Is Dishonesty denial or Denial Dishonesty.

I have been pondering on the difference and the not so apparent obvious has struck me. I have been asking myself for sometime if the actions of others are dishonest or simple denial. Then I realised that both possibilities are the same thing.

A person is in denial when they refuse to acknowledge what is really happening. Making someone else believe in a denial based appraisal, is in fact dishonesty. If you try and convince someone of a situation that you know not to be true, then you are involved equally in denial of the truth and thus dishonesty. If you are simply dishonest you are in denial about morality, ethics or responsibility. Either way, you are unlikely to have a spring in your step on the journey of life.

If something can not survive with honesty then denial may seem like it will keep it going, but the reality is that the dishonesty will catch up. More than this, denial means that there is no vent for expressing concerns and the result is anxiety and pressure.
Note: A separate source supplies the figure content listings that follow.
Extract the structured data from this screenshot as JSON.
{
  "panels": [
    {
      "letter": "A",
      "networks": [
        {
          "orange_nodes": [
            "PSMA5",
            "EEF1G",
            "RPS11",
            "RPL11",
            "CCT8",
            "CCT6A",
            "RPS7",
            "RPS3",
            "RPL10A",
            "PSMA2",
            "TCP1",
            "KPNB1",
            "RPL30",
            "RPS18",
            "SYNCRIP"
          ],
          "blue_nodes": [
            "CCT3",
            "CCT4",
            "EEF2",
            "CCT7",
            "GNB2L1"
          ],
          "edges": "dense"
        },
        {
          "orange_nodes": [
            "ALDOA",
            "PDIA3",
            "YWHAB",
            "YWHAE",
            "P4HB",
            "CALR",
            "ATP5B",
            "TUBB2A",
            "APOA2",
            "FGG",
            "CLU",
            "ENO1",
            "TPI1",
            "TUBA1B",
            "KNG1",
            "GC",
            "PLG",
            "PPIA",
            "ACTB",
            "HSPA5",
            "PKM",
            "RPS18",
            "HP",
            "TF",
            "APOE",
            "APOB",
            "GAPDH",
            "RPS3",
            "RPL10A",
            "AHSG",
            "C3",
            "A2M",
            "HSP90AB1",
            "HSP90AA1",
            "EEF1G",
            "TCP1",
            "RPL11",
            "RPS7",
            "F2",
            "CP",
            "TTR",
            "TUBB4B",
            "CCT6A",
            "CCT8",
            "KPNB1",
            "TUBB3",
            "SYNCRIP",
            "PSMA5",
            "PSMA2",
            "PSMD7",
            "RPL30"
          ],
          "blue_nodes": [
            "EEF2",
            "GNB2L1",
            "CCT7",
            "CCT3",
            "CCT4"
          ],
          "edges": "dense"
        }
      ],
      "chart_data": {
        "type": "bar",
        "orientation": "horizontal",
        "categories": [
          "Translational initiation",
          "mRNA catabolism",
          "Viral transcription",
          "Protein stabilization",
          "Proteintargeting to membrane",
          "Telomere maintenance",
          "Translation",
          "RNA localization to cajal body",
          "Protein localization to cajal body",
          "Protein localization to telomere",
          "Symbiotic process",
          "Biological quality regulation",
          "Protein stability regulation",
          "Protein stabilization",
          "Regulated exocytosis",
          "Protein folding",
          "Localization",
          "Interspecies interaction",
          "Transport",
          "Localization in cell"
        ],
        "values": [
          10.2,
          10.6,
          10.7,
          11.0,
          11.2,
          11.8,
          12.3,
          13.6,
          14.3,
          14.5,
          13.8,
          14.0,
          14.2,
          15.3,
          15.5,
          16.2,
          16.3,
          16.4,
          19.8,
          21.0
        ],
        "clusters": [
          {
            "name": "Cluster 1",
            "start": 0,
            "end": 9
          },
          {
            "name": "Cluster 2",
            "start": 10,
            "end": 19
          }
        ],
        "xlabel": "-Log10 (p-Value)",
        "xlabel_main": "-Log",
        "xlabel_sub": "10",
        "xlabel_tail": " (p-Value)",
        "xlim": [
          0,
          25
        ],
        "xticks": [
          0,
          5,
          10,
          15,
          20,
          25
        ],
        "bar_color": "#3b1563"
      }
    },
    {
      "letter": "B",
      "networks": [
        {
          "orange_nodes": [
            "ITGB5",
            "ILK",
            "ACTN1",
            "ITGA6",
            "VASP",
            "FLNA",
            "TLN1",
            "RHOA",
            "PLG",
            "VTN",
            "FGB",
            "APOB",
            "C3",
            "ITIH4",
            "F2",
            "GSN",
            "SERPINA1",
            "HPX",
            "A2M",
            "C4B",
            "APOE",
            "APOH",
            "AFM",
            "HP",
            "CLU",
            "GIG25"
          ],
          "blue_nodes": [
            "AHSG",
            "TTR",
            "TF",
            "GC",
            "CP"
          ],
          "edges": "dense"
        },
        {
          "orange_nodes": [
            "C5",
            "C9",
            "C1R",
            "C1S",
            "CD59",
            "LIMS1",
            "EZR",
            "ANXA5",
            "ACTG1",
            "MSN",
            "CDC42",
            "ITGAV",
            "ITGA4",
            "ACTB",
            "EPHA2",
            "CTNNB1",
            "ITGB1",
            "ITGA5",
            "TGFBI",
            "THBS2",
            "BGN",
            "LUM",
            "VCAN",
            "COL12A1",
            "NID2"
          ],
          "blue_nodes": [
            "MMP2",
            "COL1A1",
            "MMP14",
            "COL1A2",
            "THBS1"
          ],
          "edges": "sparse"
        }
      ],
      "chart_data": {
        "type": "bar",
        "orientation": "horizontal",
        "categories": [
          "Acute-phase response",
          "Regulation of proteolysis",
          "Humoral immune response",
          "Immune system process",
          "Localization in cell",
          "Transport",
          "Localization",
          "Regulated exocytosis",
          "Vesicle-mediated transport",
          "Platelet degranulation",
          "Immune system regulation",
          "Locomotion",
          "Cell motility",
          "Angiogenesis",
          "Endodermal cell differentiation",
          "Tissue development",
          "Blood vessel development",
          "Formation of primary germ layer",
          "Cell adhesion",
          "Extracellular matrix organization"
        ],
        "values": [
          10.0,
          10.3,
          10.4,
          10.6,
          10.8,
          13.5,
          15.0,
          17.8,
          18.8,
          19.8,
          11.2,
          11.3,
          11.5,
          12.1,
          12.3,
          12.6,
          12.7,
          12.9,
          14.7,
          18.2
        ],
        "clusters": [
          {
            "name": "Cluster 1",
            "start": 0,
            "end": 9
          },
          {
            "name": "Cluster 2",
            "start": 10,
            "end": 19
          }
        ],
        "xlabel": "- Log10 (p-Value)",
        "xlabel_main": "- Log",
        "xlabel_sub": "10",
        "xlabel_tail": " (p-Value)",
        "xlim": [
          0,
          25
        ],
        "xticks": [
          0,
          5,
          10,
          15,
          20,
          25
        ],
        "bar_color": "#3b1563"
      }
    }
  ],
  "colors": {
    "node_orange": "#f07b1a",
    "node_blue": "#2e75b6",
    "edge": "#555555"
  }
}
I think this is where there may be some separation. Dishonesty sucks you into a web that it is difficult to extradite yourself from. One dishonest statement leads to another and before you know it the toll of keeping up with it all, becomes unbearable.

Denial is shutting your eyes to the obvious, refusing to acknowledge cause and effect. Denial is about addiction to an idea of what should be. Deep routed denial results in the symptoms of addiction: loss of sense of values and morality, self centredness, illusion of control, isolation. Denial bids farewell to reality in such a way as to cause confusion, obsessiveness, paranoid thinking and control.

The maintaining of denial has no space for rational thought. The decision making process is wound up in confusion and thus those in denial will be forced to lurch from crisis to crisis. What is really interesting is that whether someone is in denial or simply dishonest, they will project those thought processes onto those around them - assuming that all other individuals are equally dishonest. In doing so, they negate the need for reflection and are able to deny the need to take responsibility for situations. Far worse is an addicts thought process that in fact, everyone else must be too blame.

Those that practice denial or dishonesty walk a lonely path. There is no coalition, simply us and them, me or you, no room for ambiguity. Both denial and dishonesty are self serving and those willing to practise either need no one else to assist.

Consider it like this: Your chum is an alcoholic, you both get on just great when you both are drunk. Sober up and you become less appealing since you make your drunk friend feel bad about being the only drunk. You can rationalise with him as much as you like but it will be fruitless since in the mind of the alcoholic, he doesn't have a drink problem. If he doesn't have an issue then the problem is you - since you are no fun anymore.

With an alcoholic, everyone around them suffers and yet as long as he denies the reality and continues the dishonesty, the person that really suffers is him. The more he denies, the more he drinks, the more he drinks the more paranoid he gets and the more he needs to drink.

So is there really any difference? I think not.